What does the perfect watch look like? Automatic winding, three hands, a date display, accurate, sturdy and water resistant — you really don’t need more than that. No wonder the first watch with just these characteristics was a great success: the Rolex Datejust, which first appeared in 1945. Perfection is often achieved in small steps and so it was with Rolex. The brand introduced the water-resistant Oyster in 1926 and added the Perpetual automatic movement in 1931. The perfect watch for everyday wear was then created with the Oyster Perpetual Datejust.
Rolex founder Hans Wilsdorf not only had a feel for the needs of the market, he also knew how to position his brand and its innovative technology to be both interesting and eye-catching. The names he chose were ingenious: the waterproof Oyster case, the Perpetual movement (to describe the movement of the wrist that continuously winds the mainspring) and the Datejust model (to highlight the instantaneous advancement of the date at midnight).

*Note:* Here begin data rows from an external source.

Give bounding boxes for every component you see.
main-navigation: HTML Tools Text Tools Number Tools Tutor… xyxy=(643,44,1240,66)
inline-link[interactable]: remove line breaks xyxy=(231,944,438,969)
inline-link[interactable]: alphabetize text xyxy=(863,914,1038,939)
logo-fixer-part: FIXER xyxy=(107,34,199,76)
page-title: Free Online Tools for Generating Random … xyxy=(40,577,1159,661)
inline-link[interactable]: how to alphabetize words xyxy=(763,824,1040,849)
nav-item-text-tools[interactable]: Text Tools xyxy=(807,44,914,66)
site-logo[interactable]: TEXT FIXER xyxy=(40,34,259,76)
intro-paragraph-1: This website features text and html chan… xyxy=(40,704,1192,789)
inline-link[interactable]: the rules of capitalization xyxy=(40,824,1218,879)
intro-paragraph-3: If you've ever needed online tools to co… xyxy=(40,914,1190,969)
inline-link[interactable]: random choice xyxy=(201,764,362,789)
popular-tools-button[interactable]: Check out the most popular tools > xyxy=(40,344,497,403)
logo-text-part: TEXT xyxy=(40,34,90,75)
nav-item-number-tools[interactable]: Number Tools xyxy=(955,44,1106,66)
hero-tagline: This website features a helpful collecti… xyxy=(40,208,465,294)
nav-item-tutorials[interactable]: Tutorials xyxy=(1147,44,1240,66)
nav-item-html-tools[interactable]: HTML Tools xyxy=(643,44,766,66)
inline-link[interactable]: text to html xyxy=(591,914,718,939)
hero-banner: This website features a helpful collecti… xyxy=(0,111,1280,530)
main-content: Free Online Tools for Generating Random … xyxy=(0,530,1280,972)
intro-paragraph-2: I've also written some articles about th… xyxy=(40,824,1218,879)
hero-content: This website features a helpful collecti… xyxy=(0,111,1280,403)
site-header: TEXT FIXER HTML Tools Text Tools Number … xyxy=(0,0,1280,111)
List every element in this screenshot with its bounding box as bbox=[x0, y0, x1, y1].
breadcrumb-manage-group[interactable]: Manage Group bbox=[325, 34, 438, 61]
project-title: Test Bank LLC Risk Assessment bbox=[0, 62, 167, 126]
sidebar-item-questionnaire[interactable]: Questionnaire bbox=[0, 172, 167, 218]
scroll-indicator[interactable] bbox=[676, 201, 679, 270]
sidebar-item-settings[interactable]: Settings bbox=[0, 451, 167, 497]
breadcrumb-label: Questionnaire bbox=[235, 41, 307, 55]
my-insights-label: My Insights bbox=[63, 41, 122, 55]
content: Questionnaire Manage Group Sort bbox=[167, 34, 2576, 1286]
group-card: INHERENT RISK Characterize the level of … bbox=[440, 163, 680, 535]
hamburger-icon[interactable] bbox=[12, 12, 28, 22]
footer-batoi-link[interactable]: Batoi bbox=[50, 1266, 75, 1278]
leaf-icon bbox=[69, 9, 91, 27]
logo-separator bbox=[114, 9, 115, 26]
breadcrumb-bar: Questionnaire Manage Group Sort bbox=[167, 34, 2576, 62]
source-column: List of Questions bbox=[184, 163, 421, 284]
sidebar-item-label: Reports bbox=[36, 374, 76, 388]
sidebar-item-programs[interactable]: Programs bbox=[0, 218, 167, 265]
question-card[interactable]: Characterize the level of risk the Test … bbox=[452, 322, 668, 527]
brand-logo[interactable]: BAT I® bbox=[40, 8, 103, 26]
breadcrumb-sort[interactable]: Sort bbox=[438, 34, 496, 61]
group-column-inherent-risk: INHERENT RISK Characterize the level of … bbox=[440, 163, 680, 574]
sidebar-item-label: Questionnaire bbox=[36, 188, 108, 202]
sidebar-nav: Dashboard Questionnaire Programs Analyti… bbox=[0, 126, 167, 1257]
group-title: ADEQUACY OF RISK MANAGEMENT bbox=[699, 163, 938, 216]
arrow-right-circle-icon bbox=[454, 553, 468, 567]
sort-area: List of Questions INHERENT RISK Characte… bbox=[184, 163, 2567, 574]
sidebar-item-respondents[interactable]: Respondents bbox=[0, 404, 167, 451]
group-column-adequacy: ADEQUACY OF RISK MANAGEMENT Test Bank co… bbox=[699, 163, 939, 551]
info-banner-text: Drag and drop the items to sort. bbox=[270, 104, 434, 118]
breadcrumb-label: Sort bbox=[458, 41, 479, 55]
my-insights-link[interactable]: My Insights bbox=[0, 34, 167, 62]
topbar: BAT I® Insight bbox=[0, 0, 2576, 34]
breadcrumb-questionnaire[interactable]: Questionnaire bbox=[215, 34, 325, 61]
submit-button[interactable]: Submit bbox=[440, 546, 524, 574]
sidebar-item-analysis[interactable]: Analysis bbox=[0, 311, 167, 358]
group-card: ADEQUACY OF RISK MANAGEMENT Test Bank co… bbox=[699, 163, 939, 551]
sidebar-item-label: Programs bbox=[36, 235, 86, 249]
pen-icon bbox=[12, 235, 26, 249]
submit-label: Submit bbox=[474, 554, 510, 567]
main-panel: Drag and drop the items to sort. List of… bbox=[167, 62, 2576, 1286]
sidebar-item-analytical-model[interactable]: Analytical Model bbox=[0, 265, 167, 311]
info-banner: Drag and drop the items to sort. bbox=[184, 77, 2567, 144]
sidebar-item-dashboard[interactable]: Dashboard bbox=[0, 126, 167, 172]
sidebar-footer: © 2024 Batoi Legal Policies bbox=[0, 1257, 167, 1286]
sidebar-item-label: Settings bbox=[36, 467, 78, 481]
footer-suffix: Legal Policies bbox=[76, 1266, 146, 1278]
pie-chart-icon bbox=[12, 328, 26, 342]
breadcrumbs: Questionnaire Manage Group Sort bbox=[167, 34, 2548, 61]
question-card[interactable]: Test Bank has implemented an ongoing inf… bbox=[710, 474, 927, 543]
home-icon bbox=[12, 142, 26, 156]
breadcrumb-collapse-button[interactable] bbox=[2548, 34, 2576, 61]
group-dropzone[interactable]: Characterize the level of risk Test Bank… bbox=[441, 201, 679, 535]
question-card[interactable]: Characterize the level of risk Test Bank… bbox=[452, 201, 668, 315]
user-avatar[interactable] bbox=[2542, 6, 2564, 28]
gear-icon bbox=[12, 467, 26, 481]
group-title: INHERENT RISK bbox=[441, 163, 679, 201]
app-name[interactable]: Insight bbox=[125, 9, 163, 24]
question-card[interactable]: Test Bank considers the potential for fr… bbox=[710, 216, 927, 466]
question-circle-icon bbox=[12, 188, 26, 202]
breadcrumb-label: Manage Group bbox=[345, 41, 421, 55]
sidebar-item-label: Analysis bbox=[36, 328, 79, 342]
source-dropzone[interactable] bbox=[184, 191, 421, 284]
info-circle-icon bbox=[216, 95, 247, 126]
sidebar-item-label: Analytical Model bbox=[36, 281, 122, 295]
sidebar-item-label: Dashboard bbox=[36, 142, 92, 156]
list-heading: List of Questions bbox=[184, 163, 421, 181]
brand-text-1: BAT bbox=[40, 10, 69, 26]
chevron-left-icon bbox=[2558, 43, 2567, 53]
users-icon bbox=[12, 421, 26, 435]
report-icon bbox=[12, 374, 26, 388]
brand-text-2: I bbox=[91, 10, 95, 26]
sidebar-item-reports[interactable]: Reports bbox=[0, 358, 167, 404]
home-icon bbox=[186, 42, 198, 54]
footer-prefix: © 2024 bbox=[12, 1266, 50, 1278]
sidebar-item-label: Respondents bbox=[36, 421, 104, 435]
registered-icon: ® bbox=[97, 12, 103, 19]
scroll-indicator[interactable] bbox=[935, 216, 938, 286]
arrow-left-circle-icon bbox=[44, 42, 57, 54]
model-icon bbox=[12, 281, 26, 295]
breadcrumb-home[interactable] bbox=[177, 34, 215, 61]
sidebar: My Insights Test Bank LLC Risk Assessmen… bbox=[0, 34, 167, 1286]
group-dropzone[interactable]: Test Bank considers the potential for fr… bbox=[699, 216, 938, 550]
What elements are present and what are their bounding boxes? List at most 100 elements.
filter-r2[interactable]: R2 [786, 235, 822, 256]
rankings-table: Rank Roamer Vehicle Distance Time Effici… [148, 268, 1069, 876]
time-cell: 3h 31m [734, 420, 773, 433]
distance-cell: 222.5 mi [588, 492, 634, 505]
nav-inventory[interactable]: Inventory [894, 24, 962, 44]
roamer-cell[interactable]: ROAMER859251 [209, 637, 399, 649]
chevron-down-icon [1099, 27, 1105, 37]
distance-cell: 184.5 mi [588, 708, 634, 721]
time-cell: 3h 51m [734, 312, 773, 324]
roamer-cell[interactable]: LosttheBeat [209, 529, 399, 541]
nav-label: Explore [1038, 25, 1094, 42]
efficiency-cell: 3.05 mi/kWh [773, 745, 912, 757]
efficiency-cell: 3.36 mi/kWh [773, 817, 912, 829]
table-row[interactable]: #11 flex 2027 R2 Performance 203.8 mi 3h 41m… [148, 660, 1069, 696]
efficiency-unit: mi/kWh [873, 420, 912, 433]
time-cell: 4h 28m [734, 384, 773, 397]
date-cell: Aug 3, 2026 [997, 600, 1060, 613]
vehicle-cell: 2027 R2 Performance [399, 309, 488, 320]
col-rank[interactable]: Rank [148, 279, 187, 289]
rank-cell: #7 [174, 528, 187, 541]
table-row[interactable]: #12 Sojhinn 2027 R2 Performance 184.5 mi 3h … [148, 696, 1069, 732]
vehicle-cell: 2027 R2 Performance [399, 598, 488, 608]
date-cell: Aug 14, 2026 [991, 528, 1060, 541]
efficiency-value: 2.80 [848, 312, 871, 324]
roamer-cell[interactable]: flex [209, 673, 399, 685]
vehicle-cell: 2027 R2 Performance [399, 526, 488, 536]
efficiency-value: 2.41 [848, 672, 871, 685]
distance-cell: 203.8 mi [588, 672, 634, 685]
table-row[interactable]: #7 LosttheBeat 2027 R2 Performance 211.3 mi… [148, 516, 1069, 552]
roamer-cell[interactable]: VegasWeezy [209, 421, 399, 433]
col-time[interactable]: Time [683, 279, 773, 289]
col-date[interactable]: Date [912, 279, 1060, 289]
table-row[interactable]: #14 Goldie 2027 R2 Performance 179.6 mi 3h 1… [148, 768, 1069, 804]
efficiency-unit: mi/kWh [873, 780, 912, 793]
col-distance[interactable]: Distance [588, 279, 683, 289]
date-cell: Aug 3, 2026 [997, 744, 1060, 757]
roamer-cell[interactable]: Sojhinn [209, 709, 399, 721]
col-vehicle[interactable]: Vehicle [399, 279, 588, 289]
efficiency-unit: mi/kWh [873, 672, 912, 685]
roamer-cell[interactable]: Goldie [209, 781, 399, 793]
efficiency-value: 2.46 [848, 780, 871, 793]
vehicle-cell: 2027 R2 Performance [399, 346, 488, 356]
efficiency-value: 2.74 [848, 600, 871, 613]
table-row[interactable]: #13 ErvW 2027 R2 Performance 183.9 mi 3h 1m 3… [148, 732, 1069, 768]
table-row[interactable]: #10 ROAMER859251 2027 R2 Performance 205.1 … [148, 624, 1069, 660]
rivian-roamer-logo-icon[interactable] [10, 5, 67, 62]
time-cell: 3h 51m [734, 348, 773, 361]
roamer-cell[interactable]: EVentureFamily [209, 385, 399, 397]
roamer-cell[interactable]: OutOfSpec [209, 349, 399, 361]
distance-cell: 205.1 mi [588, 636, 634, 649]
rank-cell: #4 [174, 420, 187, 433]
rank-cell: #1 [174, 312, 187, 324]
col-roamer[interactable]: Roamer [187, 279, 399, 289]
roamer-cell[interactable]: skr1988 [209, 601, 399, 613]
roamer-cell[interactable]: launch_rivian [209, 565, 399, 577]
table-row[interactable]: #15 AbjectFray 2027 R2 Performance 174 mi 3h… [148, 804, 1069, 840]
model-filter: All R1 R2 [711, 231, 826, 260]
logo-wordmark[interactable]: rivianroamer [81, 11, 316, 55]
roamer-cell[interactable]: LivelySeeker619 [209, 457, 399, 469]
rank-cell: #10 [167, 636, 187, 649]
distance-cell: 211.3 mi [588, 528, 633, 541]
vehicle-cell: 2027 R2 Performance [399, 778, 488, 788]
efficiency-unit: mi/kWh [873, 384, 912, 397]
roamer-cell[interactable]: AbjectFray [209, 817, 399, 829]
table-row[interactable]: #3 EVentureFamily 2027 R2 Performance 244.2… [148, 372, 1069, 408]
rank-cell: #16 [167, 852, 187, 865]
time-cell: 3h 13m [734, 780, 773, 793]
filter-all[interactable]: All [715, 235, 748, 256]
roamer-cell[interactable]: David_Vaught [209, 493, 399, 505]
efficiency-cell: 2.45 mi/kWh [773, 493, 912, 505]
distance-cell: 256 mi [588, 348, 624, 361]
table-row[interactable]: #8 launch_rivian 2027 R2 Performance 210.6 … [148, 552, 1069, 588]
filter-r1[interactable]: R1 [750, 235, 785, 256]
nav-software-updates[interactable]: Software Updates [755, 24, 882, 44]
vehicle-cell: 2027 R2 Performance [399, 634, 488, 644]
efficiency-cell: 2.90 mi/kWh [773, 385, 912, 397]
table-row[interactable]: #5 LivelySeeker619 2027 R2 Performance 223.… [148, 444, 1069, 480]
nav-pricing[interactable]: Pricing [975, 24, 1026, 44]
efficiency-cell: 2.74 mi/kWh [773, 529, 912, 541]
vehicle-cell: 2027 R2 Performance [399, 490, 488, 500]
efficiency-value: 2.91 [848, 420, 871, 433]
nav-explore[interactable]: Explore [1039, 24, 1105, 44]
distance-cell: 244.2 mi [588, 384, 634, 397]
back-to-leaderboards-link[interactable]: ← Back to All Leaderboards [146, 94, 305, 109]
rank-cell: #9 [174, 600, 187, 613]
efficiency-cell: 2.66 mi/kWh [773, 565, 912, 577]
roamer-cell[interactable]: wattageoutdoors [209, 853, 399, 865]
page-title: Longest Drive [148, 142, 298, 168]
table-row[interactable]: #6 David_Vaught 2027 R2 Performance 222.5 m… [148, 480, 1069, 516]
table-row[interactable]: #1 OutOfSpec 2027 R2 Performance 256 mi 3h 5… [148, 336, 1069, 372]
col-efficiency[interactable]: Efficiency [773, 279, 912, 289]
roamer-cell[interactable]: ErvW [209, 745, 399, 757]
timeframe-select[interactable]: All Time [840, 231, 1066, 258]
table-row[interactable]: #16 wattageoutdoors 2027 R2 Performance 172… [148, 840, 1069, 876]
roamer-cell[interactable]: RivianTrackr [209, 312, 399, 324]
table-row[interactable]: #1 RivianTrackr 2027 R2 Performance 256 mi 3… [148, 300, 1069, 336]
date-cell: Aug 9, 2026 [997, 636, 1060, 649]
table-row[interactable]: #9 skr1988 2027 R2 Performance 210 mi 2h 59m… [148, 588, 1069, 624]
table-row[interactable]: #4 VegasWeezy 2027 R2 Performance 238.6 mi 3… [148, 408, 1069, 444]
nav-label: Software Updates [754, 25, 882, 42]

At the beginning of 1945, the Datejust was only available in gold. And this was also its 40th anniversary year, so Rolex named the metal bracelet developed for the Datejust the “Jubilee” bracelet. By the end of the 1940s, the company began producing the Datejust in steel, which was powered by the Rolex 730 automatic movement in these early years.
The design underwent slight changes at the beginning. Despite its exceptional wearability, Rolex did not rest on its laurels and continued making improvements to the Datejust. In 1954, Rolex added the famous Cyclops lens magnifier for the date. And beginning in 1955, the date advanced in the blink of an eye. In 1957, the new automatic movement 1065 allowed for a thinner case. Collectors know the watches built before this time as “Bubble Backs.”